Sunday, July 15, 2012

Avocado Salsa

Summertime is a great time for a fly-by-the-seat-of-your-pants cook like me. I honestly feel less stressed if someone just hands me a bunch of ingredients, and says "Cook something" as opposed to meal planning, making a list, and shopping. My Sweet Husband does most of the bulk grocery shopping, and I fill in with the produce. There are items that must be in the house all the time, like lemons, onions, garlic, lettuce for salads, almond milk, butter, some type of cheese, and all sorts of baking ingredients. Beyond that, I buy what is in season, preferably organic, and on sale. I don't really plan my meals until I get to the store and see what's on sale. Usually, whatever is in season is on sale. Right now (mid-July) you can get blueberries for next to nothing, Soon, corn will be 10 for a dollar. Yesterday's shopping trip gave me a bounty of tomatoes, grape and on the vine, and small hot peppers. Avocados are still well under a dollar each. This meant I would be whipping up a batch of Avocado Salsa. As the name suggest, it is somewhere in between salsa and guacamole. It comes together very quickly, with little more than chopping, and is made of very common ingredients.
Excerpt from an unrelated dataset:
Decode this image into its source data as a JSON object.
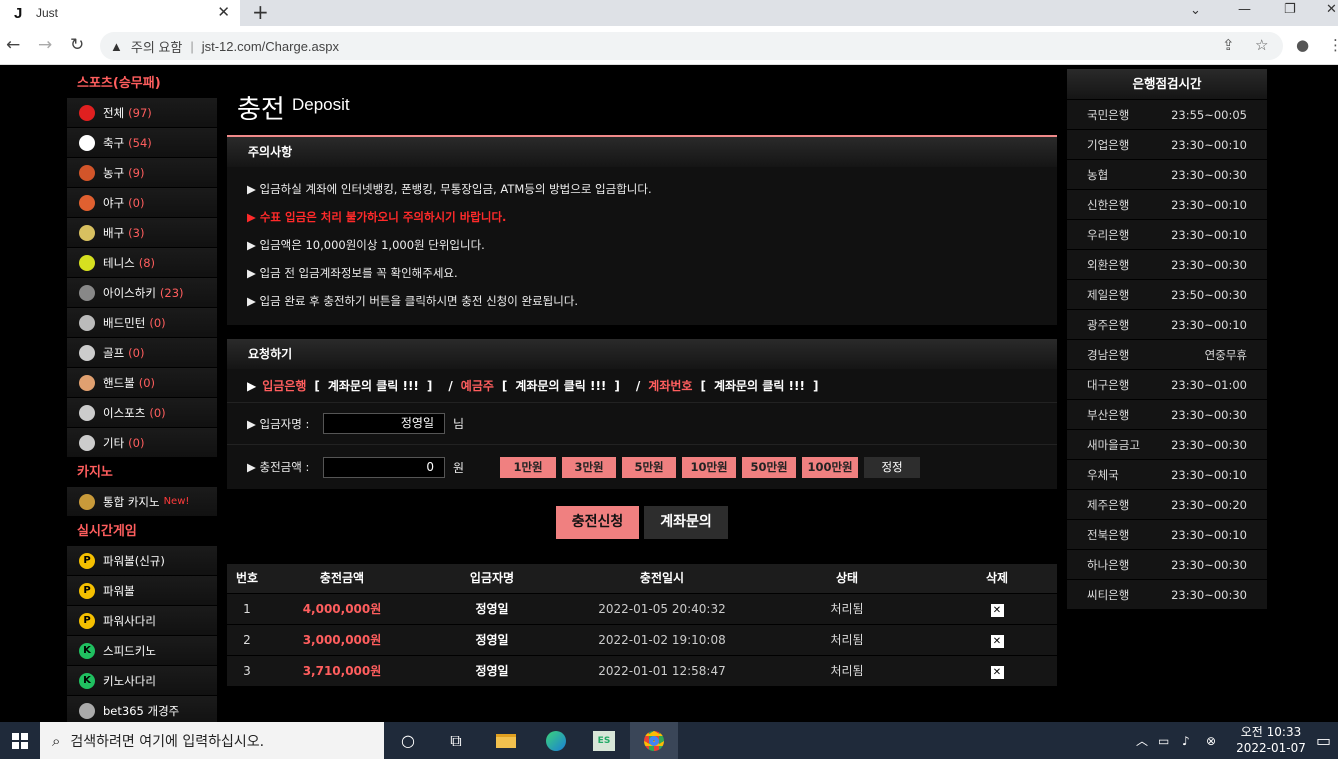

The taste is greater than the sum of its parts.

Avocado Salsa
2 large ripe tomatoes
2 large ripe avocados
1clove garlic minced or pressed
1 small onion finely chopped
1jalapeno or serrano pepper, chopped, seeds removed for less heat
juice of 1/2-1 lime, depending on juiciness, (approx 2 Tablespoons)
Salt to taste
Combine all ingredients in a bowl. Taste for seasoning. That's it. The tomatoes break down a little, creating a saucy, creamy, chunky dip. The flavors are clean and the texture is unexpected. This is delicious with the addition of either some finely chopped cilantro, (1 Tablespoon) or 1/4 teaspoon cumin. Pick one, as they fight with each other.